И всё-таки надо было жить. У неё оставался ещё её Павловск. До конца дней она не переставала заботиться о нём, украшать, и теперь, несмотря на то, что так мало оставила нам история, что во время Второй мировой всё здесь было уничтожено, незримое присутствие Марии Фёдоровны каким-то образом сохранилось. Может быть всё это из области фантастики, но, сначала ведь было решено вообще не поднимать Павловск из руин. Ленинграду было не до Павловска, и всё же именно с этого пригорода началось возрождение, Павловск стал первым музеем, который открылся для посетителей. Многое здесь утеряно навсегда, и не только война — была ещё и революция. Тогда Павловск принадлежал великому князю Константину, он не считался царской резиденцией и сначала не так пострадал. Но и отсюда забирали мебель и шторы для детских домов, игрушки царских детей. А потом спустя десятилетия уникальные вещи приобретённые Павлом Петровичем и Марией Фёдоровной в их заграничном путешествии распродавались с аукционов, потому что Советской России нужны были деньги для различных нужд, например укрепления органов государственной безопасности. Так при Молотове, кажется, продали гобелены из спальни царицы, они теперь в Америке.
— Да, это всё не правильно, — сказала Ника.
— Много, что было сделано неправильно, иногда мне кажется, что я монархист.
— Правда!? Вы бы служили царю?
— Думаю что да, — подтвердил Виктор, — вернее России, но, поскольку такой возможности у меня нет, я пытаюсь служить российской экономике.

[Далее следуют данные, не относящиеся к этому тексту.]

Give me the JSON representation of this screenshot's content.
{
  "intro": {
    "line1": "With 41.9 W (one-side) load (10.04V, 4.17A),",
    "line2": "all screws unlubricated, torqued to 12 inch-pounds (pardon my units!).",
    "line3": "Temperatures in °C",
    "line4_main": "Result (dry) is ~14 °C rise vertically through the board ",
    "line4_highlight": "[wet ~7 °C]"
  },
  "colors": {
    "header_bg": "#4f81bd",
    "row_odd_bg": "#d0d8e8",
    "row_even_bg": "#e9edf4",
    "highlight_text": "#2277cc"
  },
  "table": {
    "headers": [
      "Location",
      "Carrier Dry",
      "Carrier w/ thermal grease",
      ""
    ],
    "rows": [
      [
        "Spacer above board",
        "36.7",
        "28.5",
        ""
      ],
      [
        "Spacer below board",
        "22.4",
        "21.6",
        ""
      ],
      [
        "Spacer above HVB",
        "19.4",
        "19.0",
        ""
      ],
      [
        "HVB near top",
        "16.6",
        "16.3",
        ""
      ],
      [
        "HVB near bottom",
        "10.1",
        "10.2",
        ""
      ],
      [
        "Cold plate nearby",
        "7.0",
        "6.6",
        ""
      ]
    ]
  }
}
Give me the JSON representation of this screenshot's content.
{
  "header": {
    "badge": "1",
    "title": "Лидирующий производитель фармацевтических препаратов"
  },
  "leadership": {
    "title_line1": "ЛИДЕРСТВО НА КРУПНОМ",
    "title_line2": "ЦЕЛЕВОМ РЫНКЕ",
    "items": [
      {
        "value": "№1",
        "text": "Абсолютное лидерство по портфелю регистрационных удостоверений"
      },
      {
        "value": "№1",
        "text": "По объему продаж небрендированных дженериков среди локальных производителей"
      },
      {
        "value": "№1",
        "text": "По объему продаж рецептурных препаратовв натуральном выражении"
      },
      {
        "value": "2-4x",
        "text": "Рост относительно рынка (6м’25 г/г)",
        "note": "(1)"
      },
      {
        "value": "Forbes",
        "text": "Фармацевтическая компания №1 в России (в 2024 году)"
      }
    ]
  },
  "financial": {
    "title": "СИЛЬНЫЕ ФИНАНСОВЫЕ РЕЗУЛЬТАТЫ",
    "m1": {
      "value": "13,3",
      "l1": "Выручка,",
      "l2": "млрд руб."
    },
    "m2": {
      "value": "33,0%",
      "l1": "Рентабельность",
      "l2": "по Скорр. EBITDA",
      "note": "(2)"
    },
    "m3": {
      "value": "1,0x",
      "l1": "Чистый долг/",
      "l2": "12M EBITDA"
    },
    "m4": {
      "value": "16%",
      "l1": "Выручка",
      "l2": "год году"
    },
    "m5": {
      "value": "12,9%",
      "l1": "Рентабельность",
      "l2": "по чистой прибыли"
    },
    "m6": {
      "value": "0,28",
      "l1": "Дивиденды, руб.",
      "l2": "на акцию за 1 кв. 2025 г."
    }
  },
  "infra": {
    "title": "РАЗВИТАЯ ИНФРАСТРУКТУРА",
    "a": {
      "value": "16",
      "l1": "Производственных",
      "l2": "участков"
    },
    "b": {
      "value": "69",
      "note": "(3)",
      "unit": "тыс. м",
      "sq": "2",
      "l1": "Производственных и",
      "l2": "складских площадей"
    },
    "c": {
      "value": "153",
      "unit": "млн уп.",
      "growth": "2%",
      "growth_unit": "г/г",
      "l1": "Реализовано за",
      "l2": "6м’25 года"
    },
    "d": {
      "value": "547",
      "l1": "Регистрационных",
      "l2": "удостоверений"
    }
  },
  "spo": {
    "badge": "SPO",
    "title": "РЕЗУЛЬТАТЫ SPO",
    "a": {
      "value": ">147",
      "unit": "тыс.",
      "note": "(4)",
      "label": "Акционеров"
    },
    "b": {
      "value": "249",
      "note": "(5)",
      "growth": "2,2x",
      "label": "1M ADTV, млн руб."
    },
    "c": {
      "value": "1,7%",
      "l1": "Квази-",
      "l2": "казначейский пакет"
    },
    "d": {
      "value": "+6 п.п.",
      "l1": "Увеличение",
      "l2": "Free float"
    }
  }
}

— Получается? — спросила Вероника Она посмотрела на него серьёзно, и Виктор поразился, какой взрослой она может быть. Ника — не ребёнок…
— Иногда получается, — ушел он от прямого ответа, но взгляда не отвёл, ему так нравились её зеленоватые глаза. — Иногда, — повторил он, — а случается, что и своя рубашка ближе к телу, никуда от этого не денешься.
— Это понятно.
— Чем занимается ваш отец? — вдруг без всякого перехода спросил Виктор.
— Он хирург, профессор, главный врач города, — улыбнулась Вероника, — управляет отделом здравоохранения.
— Впечатляет. Очень строгий?
— Очень, но справедливый. Он никогда не наказывал меня, даже пальцем ни разу не тронул.
— Разве отец может наказать дочь?
— Может, у меня есть подруги, которым не так повезло с родителями, как мне.